If you wanted a democracy it had to be homogenous—one ethnic group, one racial group, and especially
one religion.
And then he ends that section and he begins the next section with the line: "…Until
the United States of America."
We are the first mass-scale religiously diverse democracy, and I think that's a remarkable
thing.
And when a religiously diverse democracy works well it's a sight to behold.
You have low levels of prejudice, you have strong social cohesion, you have high levels
of social capital, you have respect for different identity communities, you have the narrative
of a diverse society that binds that society with a sense of unity.
And a lot of what Interfaith Youth Core is about is helping America continue to be a
religiously diverse democracy that we all ought to be proud of.
So, what strikes me most about the founding fathers (and a set of important figures before
the founding fathers, people like Roger Williams and the people who drafted the Flushing Remonstrance,
that's 140 years before the founding fathers), was that this set of characters imagined a
religiously diverse democracy.
And a big part of that is the separation of church and state, and a part of that, of course,
is to protect the state from the church and to protect religious communities from undue
interference by the state.
And it is also, significantly, about the welcoming of contributions from diverse religious communities.
And so it's not like the founding fathers were principally very devout people, but they
recognized the importance of the civic contributions of religious communities and they certainly
wanted those communities to flourish.
Let me give you a couple of examples of this.
So Benjamin Franklin when he lived in Philadelphia made proactive donations to the building funds
of every religious community that he could find in Philadelphia, different communities
of Christians, a Jewish community, and he built a hall so at the pulpit of this hall
would be open to the preaching of anybody.

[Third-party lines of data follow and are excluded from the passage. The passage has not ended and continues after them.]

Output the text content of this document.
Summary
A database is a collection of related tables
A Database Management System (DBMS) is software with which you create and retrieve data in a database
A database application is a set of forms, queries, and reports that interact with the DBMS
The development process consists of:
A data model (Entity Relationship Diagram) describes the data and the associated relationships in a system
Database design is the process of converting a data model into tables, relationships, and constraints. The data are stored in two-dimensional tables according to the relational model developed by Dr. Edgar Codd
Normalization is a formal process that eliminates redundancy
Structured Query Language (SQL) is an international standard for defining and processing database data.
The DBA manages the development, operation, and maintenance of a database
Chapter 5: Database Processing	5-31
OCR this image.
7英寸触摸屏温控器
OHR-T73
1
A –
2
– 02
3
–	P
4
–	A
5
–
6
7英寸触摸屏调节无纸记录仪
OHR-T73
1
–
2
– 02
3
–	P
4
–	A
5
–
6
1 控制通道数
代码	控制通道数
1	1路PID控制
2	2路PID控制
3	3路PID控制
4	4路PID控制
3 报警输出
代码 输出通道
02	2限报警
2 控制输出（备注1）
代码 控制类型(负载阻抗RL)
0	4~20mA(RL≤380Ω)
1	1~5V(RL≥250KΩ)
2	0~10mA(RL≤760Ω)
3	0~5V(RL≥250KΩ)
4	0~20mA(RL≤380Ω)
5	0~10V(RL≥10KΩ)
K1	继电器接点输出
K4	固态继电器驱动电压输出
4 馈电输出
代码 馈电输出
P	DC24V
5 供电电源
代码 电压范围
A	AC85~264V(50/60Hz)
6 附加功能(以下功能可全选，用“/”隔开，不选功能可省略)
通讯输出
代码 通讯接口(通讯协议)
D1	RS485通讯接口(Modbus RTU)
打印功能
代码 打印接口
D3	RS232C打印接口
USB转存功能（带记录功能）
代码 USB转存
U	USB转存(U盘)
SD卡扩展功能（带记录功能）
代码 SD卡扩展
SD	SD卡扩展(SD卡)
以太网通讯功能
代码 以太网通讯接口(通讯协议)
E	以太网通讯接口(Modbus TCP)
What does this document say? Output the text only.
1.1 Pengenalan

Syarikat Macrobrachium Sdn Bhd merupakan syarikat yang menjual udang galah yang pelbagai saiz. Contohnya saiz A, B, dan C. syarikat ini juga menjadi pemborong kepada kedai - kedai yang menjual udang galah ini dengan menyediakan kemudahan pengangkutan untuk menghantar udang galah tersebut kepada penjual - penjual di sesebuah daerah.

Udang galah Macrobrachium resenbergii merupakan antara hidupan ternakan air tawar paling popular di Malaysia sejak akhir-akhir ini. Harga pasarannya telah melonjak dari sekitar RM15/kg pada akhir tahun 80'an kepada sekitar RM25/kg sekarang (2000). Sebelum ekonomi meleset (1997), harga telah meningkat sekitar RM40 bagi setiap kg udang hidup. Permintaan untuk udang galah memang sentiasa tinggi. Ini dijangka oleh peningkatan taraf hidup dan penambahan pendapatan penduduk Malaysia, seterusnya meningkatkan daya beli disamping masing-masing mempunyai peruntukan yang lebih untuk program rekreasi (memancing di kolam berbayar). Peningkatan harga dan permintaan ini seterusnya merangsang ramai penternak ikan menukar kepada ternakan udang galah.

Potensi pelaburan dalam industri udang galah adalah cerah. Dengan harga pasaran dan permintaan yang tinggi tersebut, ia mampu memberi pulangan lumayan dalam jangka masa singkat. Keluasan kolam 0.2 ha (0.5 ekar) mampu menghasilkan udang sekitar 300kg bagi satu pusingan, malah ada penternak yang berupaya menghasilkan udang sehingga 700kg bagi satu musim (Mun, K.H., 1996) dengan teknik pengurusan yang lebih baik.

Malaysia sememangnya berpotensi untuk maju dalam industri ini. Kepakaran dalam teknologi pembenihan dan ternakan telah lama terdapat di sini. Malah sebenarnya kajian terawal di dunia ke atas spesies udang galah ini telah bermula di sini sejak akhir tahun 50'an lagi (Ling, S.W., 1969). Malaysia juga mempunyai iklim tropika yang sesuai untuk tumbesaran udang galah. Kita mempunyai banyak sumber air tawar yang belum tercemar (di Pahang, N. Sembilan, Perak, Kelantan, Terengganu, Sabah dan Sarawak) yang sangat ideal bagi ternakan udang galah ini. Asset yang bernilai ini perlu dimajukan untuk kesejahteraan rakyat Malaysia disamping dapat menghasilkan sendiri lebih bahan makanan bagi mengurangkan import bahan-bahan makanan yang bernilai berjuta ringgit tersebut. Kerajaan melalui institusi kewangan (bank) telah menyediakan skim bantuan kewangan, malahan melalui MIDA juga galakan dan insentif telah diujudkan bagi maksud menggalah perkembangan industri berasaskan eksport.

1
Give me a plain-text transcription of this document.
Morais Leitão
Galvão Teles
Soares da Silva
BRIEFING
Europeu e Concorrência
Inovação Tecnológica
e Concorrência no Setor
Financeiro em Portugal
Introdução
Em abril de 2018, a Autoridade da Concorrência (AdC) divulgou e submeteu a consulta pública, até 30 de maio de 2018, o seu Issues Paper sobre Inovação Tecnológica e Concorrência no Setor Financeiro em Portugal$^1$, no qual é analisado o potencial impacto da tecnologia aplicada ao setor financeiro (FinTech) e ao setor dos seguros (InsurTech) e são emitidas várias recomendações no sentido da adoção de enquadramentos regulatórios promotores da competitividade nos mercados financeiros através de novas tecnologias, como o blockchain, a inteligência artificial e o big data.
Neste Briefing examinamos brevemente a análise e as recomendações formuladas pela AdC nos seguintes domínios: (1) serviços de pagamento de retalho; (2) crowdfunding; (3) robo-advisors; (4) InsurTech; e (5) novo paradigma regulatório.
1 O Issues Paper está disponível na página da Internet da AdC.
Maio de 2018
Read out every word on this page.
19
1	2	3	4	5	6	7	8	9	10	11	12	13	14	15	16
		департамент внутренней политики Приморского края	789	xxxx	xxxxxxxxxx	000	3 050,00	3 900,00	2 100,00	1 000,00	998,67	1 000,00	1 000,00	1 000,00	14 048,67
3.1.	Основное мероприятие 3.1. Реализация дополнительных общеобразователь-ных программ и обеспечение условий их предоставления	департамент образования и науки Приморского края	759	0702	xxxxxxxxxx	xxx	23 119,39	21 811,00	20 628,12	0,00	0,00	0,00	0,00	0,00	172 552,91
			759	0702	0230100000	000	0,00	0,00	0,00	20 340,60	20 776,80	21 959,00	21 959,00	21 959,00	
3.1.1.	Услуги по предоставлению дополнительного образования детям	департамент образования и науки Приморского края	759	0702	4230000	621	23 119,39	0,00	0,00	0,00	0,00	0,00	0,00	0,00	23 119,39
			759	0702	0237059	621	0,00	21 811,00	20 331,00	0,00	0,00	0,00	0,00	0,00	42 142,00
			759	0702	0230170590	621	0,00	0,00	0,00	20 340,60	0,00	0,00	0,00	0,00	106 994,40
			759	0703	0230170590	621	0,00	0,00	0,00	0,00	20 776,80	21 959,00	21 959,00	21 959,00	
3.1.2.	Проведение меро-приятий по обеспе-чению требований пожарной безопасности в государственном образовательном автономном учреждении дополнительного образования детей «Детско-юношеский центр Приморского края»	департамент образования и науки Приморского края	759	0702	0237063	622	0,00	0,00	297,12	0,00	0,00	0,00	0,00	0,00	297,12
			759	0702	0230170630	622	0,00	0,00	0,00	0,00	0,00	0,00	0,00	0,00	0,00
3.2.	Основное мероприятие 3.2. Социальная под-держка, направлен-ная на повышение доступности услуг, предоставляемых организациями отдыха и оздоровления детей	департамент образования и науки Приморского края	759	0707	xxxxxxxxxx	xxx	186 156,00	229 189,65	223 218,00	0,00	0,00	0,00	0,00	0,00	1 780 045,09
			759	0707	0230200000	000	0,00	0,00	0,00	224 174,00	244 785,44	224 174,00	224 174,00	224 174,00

If the Grand Mufti of Constantinople wants to send somebody preaching about Islam this
pulpit is here for his service.
That's not just freedom of religion, that's welcoming the contributions of diverse religious
communities.
George Washington, when a Jewish leader in the late 18th century says to him, "What's
going to happen to my community, to us Jews now that we have a new nation, a constitution,
and you are the president?"
And George Washington writes, in a famous document in American history called the Letter
to the Hebrew Congregation of Newport Rhode Island, he writes, "This government will
give to bigotry no sanction and to persecution no assistance.
May the children of the stock of Abraham sit in safety under their own vine and fig, and
let there be none to make them afraid."
So where is the sense that these different religious communities are going to help make
up the civil society that is the United States of America.
I think about it as a potluck nation, and of course, that's a play on the term "melting
pot."
And what I don't like about "the melting pot" is obviously this notion that you have
to kind of melt away your identity or your distinctiveness.
I think what makes America strong is not that different communities melt away their identities,
it's that they bring their identities to the common table in the way we think about
a potluck.
And a potluck is boring if everybody brings Wonder Bread and peanut butter.
A potluck is wonderful and nutritious and festive when people bring the various dishes
that are distinctive to their identity.
That's how I think about interfaith: America is a variety of communities, a variety of
orientations around religion, as I said it from Atheists to Zoroastrian, are contributing
the best of who they are for the commons.
If different communities don't contribute, the nation doesn't feast.